Dans le même temps, la guerre entraîne une mobilisation massive de la main-d’œuvre, y compris celle des femmes et des minorités. Les salaires augmentent et la syndicalisation progresse, garantissant une répartition plus équitable des fruits de la production. À l’issue du conflit, les bases d’une prospérité partagée sont posées, avec des classes moyennes renforcées et un État-providence consolidé.
Macron privilégie une approche où les dépenses militaires soutiennent l’accumulation du capital et la concentration des richesses.
Dans l’Europe d’aujourd’hui, les leviers d’action et les choix de financement mobilisés par nos gouvernants diffèrent radicalement de ceux de Roosevelt. En France, les réductions d’impôts pour les grandes entreprises et les détenteurs de capital ont été une constante depuis 2017, avec notamment la suppression de l’ISF et la mise en place d’une « flat tax » sur les revenus du capital ; Macron a réaffirmé le tabou des hausses d’impôts. Dans ce cadre, l’effort de financement d’une économie de guerre ne reposera pas sur une taxation progressive, mais sur une contraction des dépenses publiques et sociales, touchant principalement les classes populaires et moyennes.
Par ailleurs, la concentration de la relance industrielle sur le secteur militaire ne semble pas annoncer un partage plus équitable.

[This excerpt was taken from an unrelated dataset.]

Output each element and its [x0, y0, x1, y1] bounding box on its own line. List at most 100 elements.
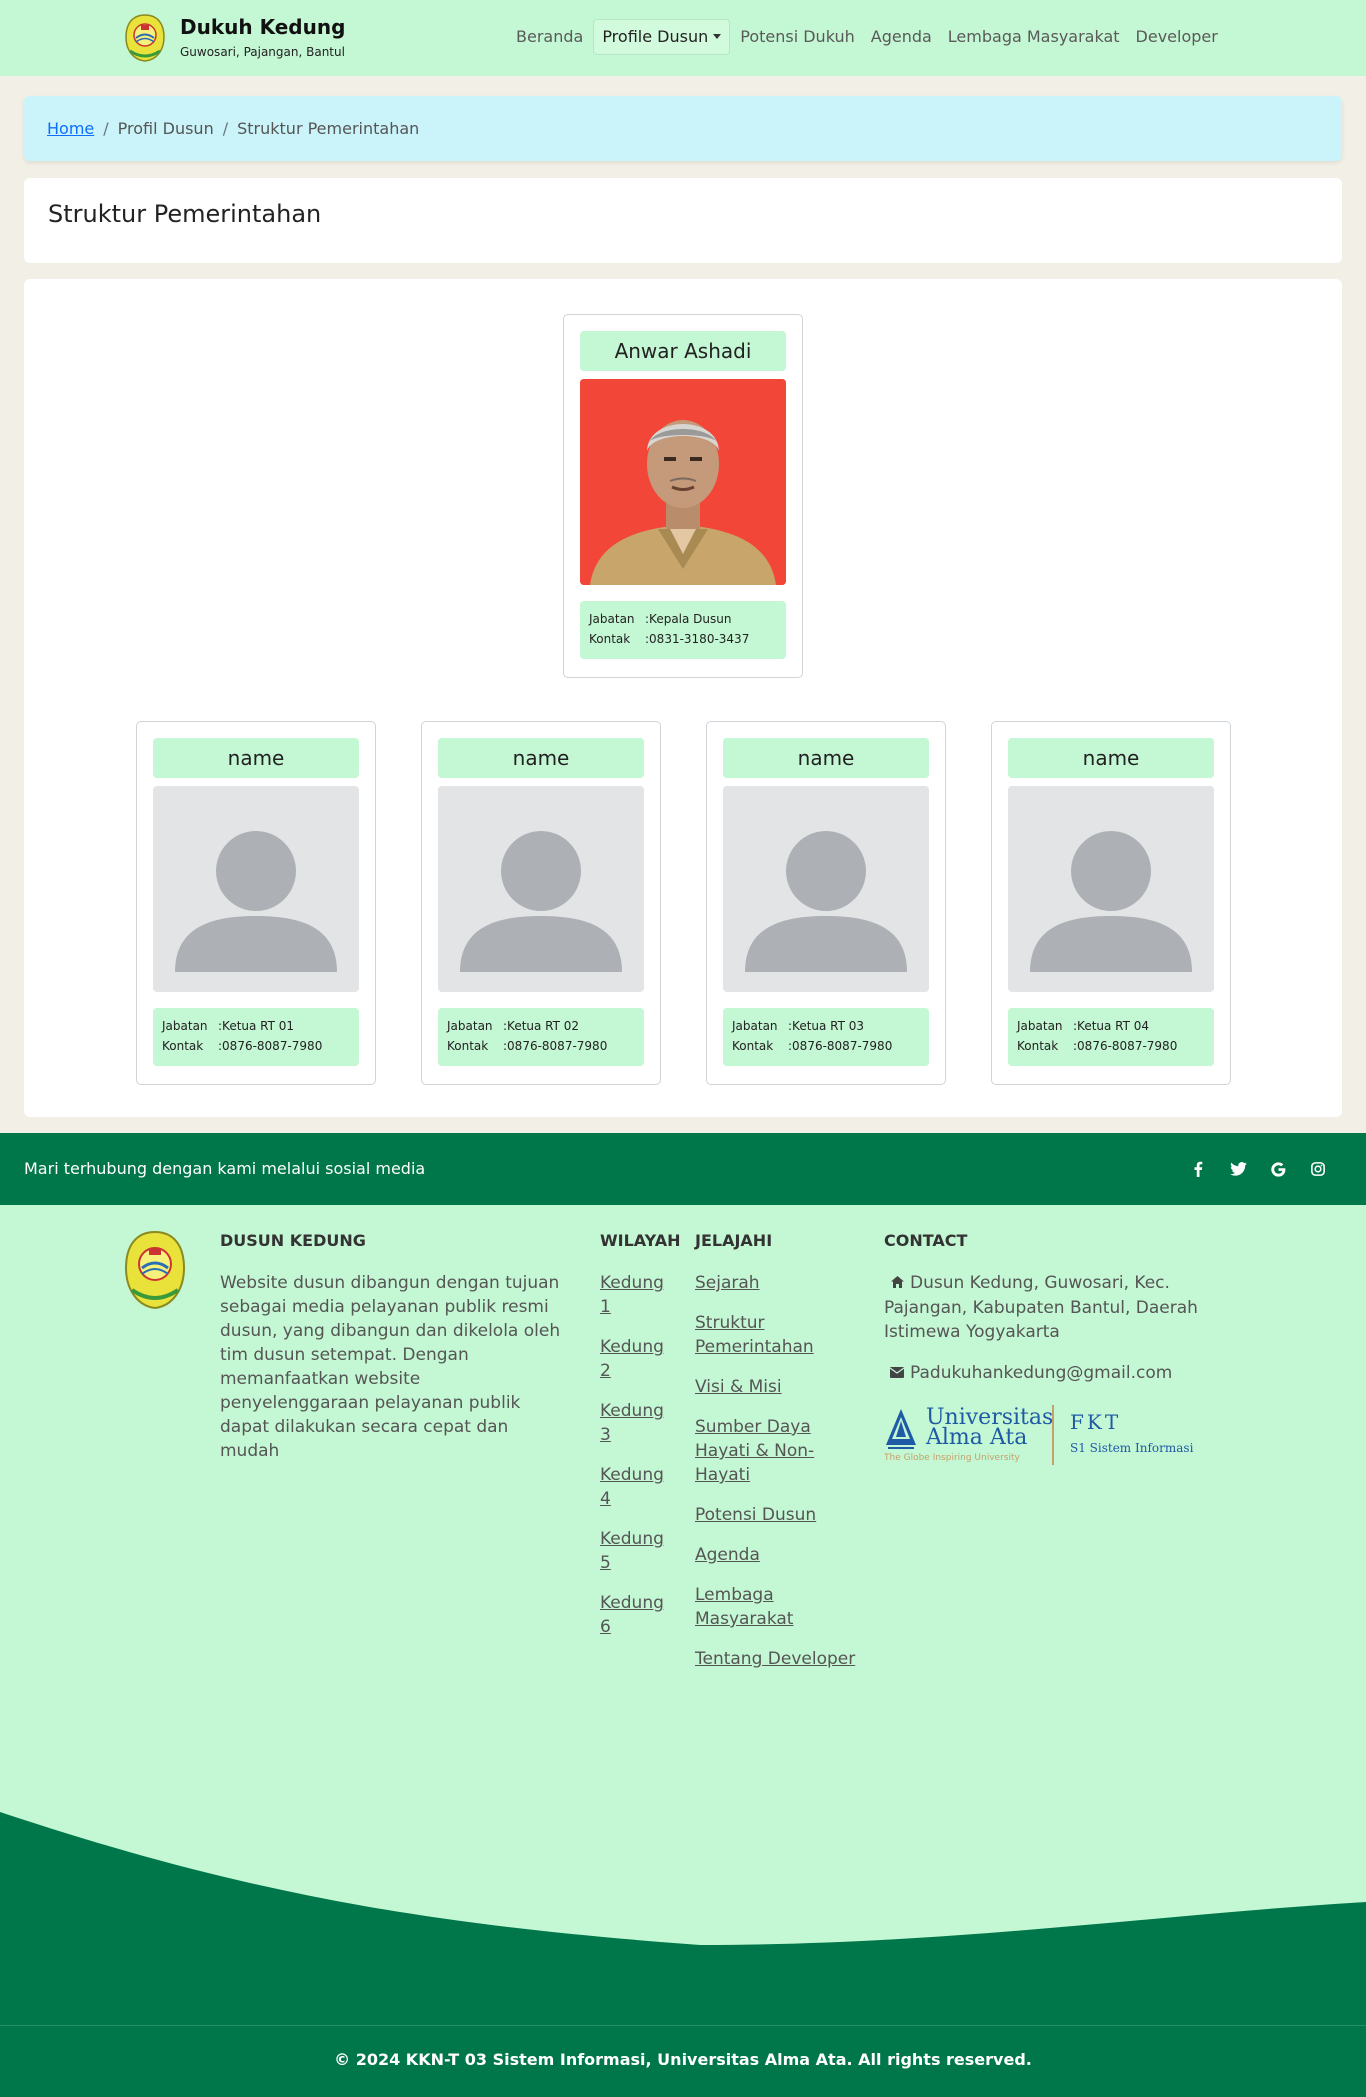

La concentration des pouvoirs entre les mains d’entreprises bénéficiant d’aides d’État, sans contreparties, ne peut qu’accentuer une dynamique de polarisation économique et sociale.
Alors que Roosevelt avait fait du rôle régulateur de l’État un instrument de justice sociale et de stabilité économique, Macron privilégie une approche où les dépenses militaires soutiennent l’accumulation du capital et la concentration des richesses, vers une France toujours plus inégalitaire où les classes populaires supporteront le coût de l’effort national.